Pas vraiment, mais ils ignorent le fait que mondialisation et démocratie se renforcent mutuellement à une condition : que les fruits de la mondialisation soient largement répartis. En Bolivie et au Pérou, la mondialisation a profité avant tout à la population urbaine éduquée, qui seule avait la capacité à se saisir des nouvelles opportunités. Les populations indiennes des hauts plateaux n’avaient pas reçu l’éducation et la formation dont elles auraient eu besoin pour rejoindre les nouveaux secteurs d’activité ; il n’est pas surprenant qu’elles se sentent laissées pour compte. Ce qu’elles voient de la mondialisation, c’est que les compagnies pétrolières étrangères font d’énormes profits en exploitant les ressources nationales. Rien de surprenant à ce qu’elles élisent des leaders gauchistes comme Evo Morales and Alan Garcia qui promettent une distribution plus équitable.

Mais la question est de savoir ce que vont faire ces nouveaux leaders.

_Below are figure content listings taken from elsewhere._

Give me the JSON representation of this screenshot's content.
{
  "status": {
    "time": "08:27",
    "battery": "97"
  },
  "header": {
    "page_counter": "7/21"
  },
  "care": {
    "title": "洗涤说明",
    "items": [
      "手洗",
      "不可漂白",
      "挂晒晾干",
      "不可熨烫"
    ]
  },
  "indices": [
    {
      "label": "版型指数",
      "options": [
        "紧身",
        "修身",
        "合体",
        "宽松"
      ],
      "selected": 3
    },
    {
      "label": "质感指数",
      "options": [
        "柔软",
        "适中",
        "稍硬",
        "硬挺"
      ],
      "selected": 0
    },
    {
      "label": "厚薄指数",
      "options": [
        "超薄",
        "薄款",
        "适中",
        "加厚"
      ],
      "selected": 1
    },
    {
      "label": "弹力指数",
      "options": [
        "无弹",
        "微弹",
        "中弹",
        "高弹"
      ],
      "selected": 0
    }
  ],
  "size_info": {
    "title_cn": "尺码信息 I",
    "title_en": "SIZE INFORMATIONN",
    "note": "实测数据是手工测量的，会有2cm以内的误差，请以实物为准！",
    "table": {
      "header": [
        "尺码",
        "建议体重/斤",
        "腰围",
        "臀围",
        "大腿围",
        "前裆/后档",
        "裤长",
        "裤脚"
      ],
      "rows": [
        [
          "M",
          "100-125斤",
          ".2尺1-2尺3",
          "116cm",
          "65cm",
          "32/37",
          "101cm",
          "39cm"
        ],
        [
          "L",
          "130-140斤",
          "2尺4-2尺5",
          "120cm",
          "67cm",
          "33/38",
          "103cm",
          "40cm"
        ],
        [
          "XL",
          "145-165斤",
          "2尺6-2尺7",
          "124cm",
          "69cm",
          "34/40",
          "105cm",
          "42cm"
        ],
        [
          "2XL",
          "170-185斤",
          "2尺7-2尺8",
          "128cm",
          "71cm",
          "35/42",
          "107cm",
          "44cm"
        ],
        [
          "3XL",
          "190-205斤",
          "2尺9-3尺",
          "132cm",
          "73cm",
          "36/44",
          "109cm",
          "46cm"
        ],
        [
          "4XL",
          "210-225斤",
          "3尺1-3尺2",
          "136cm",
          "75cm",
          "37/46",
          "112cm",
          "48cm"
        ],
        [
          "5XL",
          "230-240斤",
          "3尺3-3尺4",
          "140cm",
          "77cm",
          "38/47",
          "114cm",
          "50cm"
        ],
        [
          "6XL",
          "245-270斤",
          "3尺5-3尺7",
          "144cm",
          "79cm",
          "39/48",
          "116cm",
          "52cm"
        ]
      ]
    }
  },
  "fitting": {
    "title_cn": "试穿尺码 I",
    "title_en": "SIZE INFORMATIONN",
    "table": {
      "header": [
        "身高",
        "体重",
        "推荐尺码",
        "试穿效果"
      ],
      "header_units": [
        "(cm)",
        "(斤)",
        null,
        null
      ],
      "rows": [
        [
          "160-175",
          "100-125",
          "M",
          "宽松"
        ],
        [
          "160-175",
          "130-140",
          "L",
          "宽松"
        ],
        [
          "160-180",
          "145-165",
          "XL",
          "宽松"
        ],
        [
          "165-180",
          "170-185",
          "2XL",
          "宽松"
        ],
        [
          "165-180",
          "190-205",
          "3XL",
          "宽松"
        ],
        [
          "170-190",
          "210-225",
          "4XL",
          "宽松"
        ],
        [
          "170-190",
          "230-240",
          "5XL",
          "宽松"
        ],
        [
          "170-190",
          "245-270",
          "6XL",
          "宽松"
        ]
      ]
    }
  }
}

S’ils se contentent d’annuler les contrats avec les compagnies étrangères et succombent aux recettes populistes habituelles, la résistance à la mondialisation va s’amplifier. L’idée que mondialisation et démocratie se renforcent mutuellement se sera avéré un mirage. Si, au contraire, ils utilisent les ressources dont ils disposent pour investir dans l’éducation, la formation et l’infrastructure rurale, alors ils démontreront qu’après tout, démocratie et mondialisation vont de pair. Que peut-on prévoir ?

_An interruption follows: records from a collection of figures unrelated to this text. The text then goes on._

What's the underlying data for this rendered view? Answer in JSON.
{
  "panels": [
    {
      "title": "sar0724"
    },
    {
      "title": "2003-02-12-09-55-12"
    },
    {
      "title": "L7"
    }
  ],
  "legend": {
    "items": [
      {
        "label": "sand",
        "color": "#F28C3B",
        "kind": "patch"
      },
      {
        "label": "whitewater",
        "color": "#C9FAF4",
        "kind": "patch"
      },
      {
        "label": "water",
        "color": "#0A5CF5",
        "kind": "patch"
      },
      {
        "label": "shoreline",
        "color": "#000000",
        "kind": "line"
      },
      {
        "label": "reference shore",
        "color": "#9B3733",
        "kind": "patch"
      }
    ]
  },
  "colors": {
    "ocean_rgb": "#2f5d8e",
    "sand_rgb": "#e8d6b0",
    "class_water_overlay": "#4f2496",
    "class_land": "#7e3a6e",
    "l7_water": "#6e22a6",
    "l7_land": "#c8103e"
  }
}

Depuis la première présidence Garcia, il y une vingtaine d’années, le Pérou a profondément évolué. Il s’est considérablement réformé et le système politique a été renforcé. Depuis son élection, Garcia a rejeté ses vieilles recettes populistes. Il a commencé à réorienté les dépenses publiques vers l’éducation, la formation et des programmes qui permettent à plus de citoyens de profiter des opportunités créées par la mondialisation. Quant à Morales, il s’est lui aussi engagé à dépenser plus pour l’éducation, la formation et la santé au bénéfice des pauvres. Il veut changer la constitution pour renforcer le pouvoir des populations indiennes. Mais son appui à l’ouverture commerciale et à la libéralisation économique est incertain. Il se retrouve sous une forte pression. Ces deux pays resteront ouverts si les bénéfices de l’ouverture sont largement répartis, et ceci ne se produira que si leurs systèmes politiques donnent aux plus défavorisés le pouvoir de faire en sorte que ce soit bien le cas.

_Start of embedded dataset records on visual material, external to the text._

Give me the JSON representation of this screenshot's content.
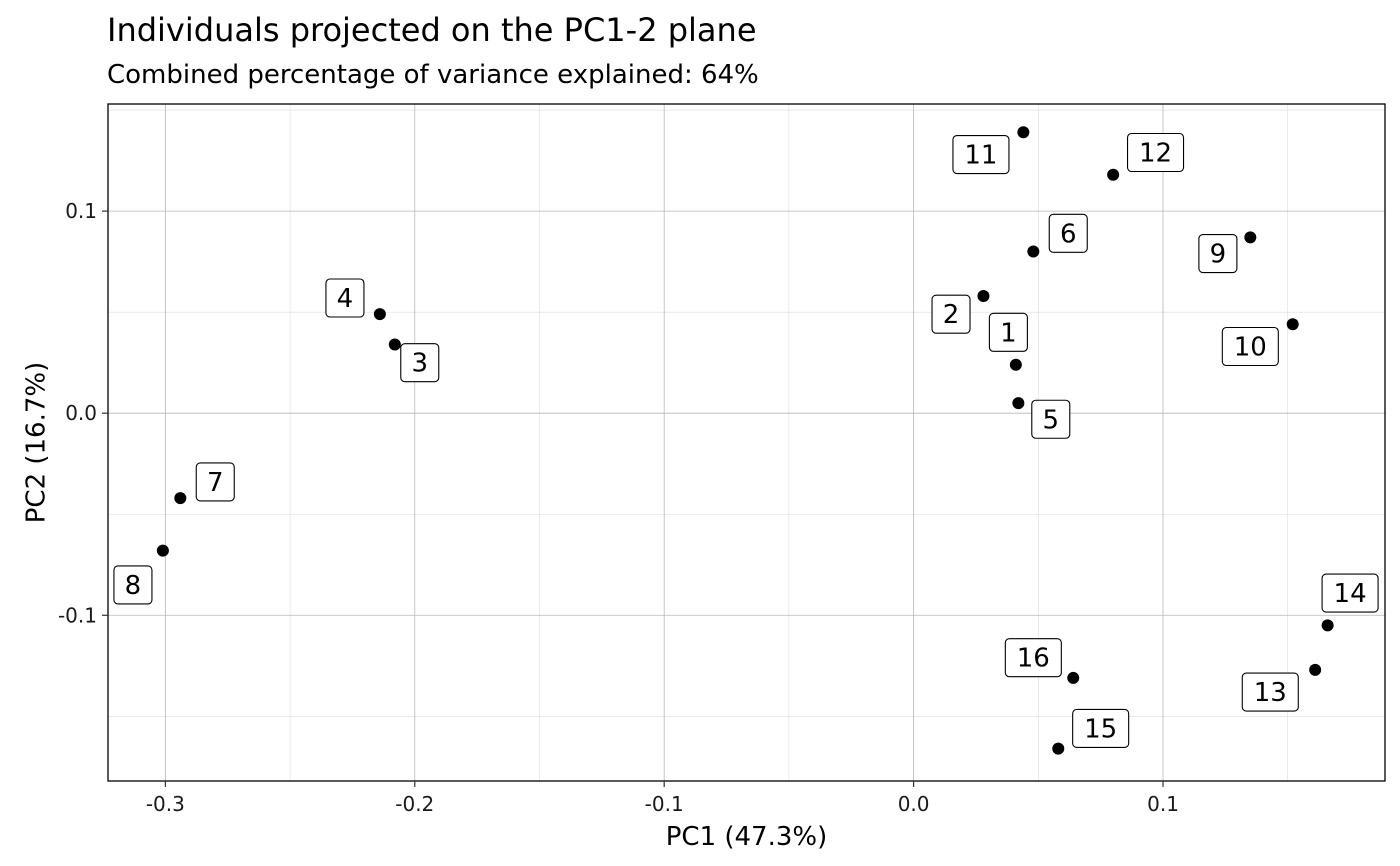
{
  "chart_data": {
    "type": "scatter",
    "title": "Individuals projected on the PC1-2 plane",
    "subtitle": "Combined percentage of variance explained: 64%",
    "xlabel": "PC1 (47.3%)",
    "ylabel": "PC2 (16.7%)",
    "xlim": [
      -0.323,
      0.189
    ],
    "ylim": [
      -0.182,
      0.153
    ],
    "x_ticks": [
      -0.3,
      -0.2,
      -0.1,
      0.0,
      0.1
    ],
    "x_tick_labels": [
      "-0.3",
      "-0.2",
      "-0.1",
      "0.0",
      "0.1"
    ],
    "y_ticks": [
      -0.1,
      0.0,
      0.1
    ],
    "y_tick_labels": [
      "-0.1",
      "0.0",
      "0.1"
    ],
    "grid": true,
    "point_color": "#000000",
    "points": [
      {
        "label": "1",
        "x": 0.041,
        "y": 0.024,
        "lx": 0.038,
        "ly": 0.04
      },
      {
        "label": "2",
        "x": 0.028,
        "y": 0.058,
        "lx": 0.015,
        "ly": 0.049
      },
      {
        "label": "3",
        "x": -0.208,
        "y": 0.034,
        "lx": -0.198,
        "ly": 0.025
      },
      {
        "label": "4",
        "x": -0.214,
        "y": 0.049,
        "lx": -0.228,
        "ly": 0.057
      },
      {
        "label": "5",
        "x": 0.042,
        "y": 0.005,
        "lx": 0.055,
        "ly": -0.003
      },
      {
        "label": "6",
        "x": 0.048,
        "y": 0.08,
        "lx": 0.062,
        "ly": 0.089
      },
      {
        "label": "7",
        "x": -0.294,
        "y": -0.042,
        "lx": -0.28,
        "ly": -0.034
      },
      {
        "label": "8",
        "x": -0.301,
        "y": -0.068,
        "lx": -0.313,
        "ly": -0.085
      },
      {
        "label": "9",
        "x": 0.135,
        "y": 0.087,
        "lx": 0.122,
        "ly": 0.079
      },
      {
        "label": "10",
        "x": 0.152,
        "y": 0.044,
        "lx": 0.135,
        "ly": 0.033
      },
      {
        "label": "11",
        "x": 0.044,
        "y": 0.139,
        "lx": 0.027,
        "ly": 0.128
      },
      {
        "label": "12",
        "x": 0.08,
        "y": 0.118,
        "lx": 0.097,
        "ly": 0.129
      },
      {
        "label": "13",
        "x": 0.161,
        "y": -0.127,
        "lx": 0.143,
        "ly": -0.138
      },
      {
        "label": "14",
        "x": 0.166,
        "y": -0.105,
        "lx": 0.175,
        "ly": -0.089
      },
      {
        "label": "15",
        "x": 0.058,
        "y": -0.166,
        "lx": 0.075,
        "ly": -0.156
      },
      {
        "label": "16",
        "x": 0.064,
        "y": -0.131,
        "lx": 0.048,
        "ly": -0.121
      }
    ]
  }
}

Et la Chine ? Peut-elle continuer à combiner autoritarisme politique et libéralisation financière ? Le gouvernement est bien conscient que l’ouverture économique favorise la diffusion de l’idée étrangère de démocratie. Il s’efforce de limiter cette diffusion en renforçant son contrôle sur la diffusion de la presse étrangère et en limitant l’accès aux sites internet « subversifs ». Mais plus la Chine s’intègre dans l’économie mondiale, plus ces mesures vont entraver les gains de productivité et plus il sera difficile des les appliquer. Les autorités chinoises s’inquiètent aussi de l’augmentation des inégalités. Elles s’efforcent de contenir ces effets, se comportant ainsi comme un régime démocratique parce qu’elles redoutent les mouvements spontanés de protestation et d’autres défis au statu quo. Il semble peu probable que la Chine puisse indéfiniment réussir à supprimer les demandes de libéralisation politique. C’est en Chine que va être testée la thèse de Hayek selon laquelle la hausse du niveau de vie crée une demande irrépressible de liberté politique.